Shaded relief map of the Sawtalo Sar region, including the Korangal Valley, the Shuryek Valley, the Chowkay Valley, the Narang Valley, the Pech River Valley, and the Kunar Valley
Bobby and L.C. continued talking, then the former mujahideen gestured for Regan to jump into his truck. L.C. drove the lieutenant to the home of another man who was involved in security of the region. He confirmed everything L.C. had told Regan, adding also a list of Ahmad Shah’s relatives who didn’t support the terrorist, and told Regan two of Shah’s aliases: Molawi Ibrahim, Ismael, Mullah Mohammed Ismael, and Commander Ismael. “Thank you, thank you both, I’ll see you again.” Turner noted a list of the village’s needs to pass to battalion HQ, then headed back to brief Westerfield.
“You’re amazing, Turner. Absolutely amazing.”
“Thanks, sir. Just doing my job, though.”
“Get a picture of him?”
“No. They didn’t offer one.”
“That’s fine. What you’ve given me is what we need to proceed, it’ll get Tommy Wood rollin’ on the final op plan.”
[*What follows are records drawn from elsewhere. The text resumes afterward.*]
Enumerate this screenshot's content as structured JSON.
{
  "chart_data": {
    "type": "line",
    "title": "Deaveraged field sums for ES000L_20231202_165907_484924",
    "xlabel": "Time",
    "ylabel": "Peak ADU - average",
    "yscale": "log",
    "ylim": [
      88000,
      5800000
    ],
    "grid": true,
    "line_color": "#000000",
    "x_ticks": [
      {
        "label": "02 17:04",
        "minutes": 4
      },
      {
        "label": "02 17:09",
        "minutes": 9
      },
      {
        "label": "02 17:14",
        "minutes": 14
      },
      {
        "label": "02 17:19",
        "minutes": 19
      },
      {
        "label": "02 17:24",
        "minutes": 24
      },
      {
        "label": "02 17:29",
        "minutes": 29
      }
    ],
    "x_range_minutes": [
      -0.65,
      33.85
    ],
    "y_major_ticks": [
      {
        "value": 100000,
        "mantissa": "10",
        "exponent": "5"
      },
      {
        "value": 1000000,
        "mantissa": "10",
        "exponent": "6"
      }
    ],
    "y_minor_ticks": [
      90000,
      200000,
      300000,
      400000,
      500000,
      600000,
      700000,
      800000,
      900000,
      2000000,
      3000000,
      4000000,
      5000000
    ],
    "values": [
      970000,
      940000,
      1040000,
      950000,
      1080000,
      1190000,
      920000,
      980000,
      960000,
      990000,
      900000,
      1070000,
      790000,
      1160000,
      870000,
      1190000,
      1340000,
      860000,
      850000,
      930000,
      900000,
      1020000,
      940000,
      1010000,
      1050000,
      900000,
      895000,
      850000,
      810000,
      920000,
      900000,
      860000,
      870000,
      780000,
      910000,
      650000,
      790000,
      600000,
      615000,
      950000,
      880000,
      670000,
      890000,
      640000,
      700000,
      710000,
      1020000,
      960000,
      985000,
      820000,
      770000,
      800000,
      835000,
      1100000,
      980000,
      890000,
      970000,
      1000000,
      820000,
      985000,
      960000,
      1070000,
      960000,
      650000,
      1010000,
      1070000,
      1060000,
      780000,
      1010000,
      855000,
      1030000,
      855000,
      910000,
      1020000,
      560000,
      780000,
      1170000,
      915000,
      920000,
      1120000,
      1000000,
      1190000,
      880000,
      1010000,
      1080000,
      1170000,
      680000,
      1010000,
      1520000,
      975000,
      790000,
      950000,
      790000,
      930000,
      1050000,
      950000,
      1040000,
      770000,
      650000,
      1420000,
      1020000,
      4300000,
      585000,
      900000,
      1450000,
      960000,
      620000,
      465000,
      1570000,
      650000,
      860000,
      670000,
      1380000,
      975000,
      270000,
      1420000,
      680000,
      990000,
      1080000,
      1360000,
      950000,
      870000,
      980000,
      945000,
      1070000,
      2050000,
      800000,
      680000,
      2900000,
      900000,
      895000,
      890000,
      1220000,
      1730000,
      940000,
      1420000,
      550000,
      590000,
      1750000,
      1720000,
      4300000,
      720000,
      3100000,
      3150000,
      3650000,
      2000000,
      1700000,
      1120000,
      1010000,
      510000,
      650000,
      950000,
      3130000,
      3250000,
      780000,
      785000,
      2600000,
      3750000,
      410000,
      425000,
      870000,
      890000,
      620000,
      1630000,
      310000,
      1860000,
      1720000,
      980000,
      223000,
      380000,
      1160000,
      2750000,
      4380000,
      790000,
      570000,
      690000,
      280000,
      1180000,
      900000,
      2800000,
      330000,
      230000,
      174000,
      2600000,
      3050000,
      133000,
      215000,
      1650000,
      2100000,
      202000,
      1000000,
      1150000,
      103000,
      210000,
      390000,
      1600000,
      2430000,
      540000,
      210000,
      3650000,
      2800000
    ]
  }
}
Westerfield pored over Turner’s notes, compiling a detailed picture of Shah, his small cell, and his area of operation. To Westerfield, the terrorist leader clearly was using his Pashai background to co-opt the locals in the Korangal, who clung to their Safi beliefs. But Shah’s connections seemed to span a broad fundamentalist spectrum, from the Pashtun-dominated Taliban to the Arab-rooted apocalyptic al-Qaeda. But because he spent time—actually lived in—Hekmatayar’s Shamshatoo, Westerfield believed that Shah’s primary allegiance, and substantial financial, personnel, and armament support, came from HIG or associated Pakistani connections. Hekmatyar, who was known in the late sixties to throw battery acid on women who dared to show their wrists and ankles while walking down streets in Kabul, proved to be a continuing thorn in the side of democratic evolution well into the twenty-first century in the region. Far more important—from a tactical standpoint—than his specific connections, Shah seemed to have established a firm network: safe houses, financial aid, arms caches, paid runners and observers, which he intended to utilize to dash the prospects in the Kunar that the Marines had come to secure: the upcoming safe, unfettered democratic national elections.
Gazing at 1:50,000 scale maps of the specific region where Turner reported the location of Shah’s operations—in and around the village of Chichal and the summit of Sawtalo Sar—Westerfield immediately realized that he was staring at the catbird seat for any insurgent or terrorist cell in the region. Sawtalo Sar is a domineering massif, a north-south-trending five-mile-long phalanx of twisted, dark earth that rises over 6,000 vertical feet from its water-lapped base on the Pech River to its apex at 9,282 feet above sea level. Chichal village, a loosely defined medley of stone houses and large timber smuggler-built mansion compounds, lies near the very summit of the peak. An extensive trail network, splaying out from the main “Super Highway” trail that runs along the crest of the peak’s north ridge, interconnects the village’s houses, pastures, and terraces. The mountain is densely covered in Himalayan deodar cedar and broad-leaf ferns on its upper shoulders; numerous rock outcroppings grant vistas of the Pech Valley, the Korangal Valley (of which the peak defines the eastern wall), and the Shuryek Valley, of which Sawtalo Sar forms the western periphery. From Chichal and Sawtalo Sar’s summit, Westerfield noted that Shah could control a number of small units of his team, ambushing convoys, emplacing rocket attacks, and lobbing mortars into villages, through his ICOM two-way radio.